Now that we're all on the same page, let's discuss the minutia. This album differs drastically from previous Korpiklaani records in exactly two ways: (1) The album cover art is painted and not pieced together with photoshop. Epic win. (2) There isn't a song dedicated to drinking. Epic fail, and minus one point for songwriting (luckily I drank enough while listening to this to reinstate the lost point from sheer gratitude). Other than those key differences, not much has changed. Which isn't a bad thing, because I think the band has played in the top tier of this genre for quite some time; if the formula ain't broke why fix it? As always, there are stand-out tracks sure to become concert staples like "Keep On Galloping" and "Metsämies", the latter heavy on the jouhikko and folk elements, the former catchy but more riff-oriented and maybe the best substitute for the until-now-obligatory drinking song. And then there are more laid-back folk jaunts that are equally great though they don't grab you the same way, like "Paljon On Koskessa Kiviä", "Ali Jäisten Vetten", "Kipumylly" and "Suden Joiku", one of my favorite tracks on the album. There are more of these mellower tracks on Korven Kuningas than previous efforts, but it hardly feels like the band is slowing down or losing wind. There isn't a bad track here if you don't mind that the 21:57 title track is mostly comprised of a monotonous drum beat that cools the embers and ends the night.

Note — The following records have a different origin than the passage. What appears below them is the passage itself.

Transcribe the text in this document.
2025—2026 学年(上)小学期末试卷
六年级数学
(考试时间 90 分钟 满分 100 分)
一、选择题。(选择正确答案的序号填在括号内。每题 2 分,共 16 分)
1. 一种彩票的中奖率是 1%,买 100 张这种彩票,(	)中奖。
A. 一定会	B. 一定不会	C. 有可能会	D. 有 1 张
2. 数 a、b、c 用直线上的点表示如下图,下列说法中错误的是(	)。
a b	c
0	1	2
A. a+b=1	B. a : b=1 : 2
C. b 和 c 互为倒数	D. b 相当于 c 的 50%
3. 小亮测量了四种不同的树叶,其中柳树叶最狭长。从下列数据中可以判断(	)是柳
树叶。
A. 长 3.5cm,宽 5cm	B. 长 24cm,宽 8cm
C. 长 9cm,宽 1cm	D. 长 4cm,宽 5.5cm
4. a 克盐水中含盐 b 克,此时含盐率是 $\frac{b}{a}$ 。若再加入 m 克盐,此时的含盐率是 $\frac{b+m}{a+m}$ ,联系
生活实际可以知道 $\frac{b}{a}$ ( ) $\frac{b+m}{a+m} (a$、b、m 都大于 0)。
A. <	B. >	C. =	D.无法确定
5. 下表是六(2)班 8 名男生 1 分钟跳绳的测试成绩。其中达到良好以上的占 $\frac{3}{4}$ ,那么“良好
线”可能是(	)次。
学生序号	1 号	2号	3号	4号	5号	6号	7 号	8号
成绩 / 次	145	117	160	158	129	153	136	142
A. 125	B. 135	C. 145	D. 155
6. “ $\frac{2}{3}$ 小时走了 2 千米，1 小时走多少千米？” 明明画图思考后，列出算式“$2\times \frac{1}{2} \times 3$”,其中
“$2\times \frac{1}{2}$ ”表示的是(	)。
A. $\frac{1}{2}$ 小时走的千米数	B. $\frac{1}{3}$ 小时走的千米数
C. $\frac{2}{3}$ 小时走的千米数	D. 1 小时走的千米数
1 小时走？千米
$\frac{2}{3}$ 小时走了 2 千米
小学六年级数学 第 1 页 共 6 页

Korpiklaani are expert at what they do and they clearly have a vision that doesn't stray, so any dips in quality are hard to find. Perhaps they've taken the advice from my review of their last album because they sing almost entirely in Finnish this time around, save for the chorus of "Keep On Galloping", the verses of "Northern Fall" and the entirety of the folk ballad "Gods On Fire". Again, not much else has changed but I wouldn't want it to when the output is this solid. I've given long hard thought to whether I prefer Korven Kuningas to Tervaskanto, last year's pinnacle for the klaan, but I just can't decide between the two. I'll admit that I give Tervaskanto more spins on average, and that album feels heavier on riffs than this one, which feels more in tune with the woods, but this band just doesn't seem able to put out a bad record and if anything, their songs seem to be maturing with age, so I'll just leave it at this: Korven Kuningas, translated to "King of the Woods", definitely plays true to its name, and any folk metal fan owes it to himself to pick this up.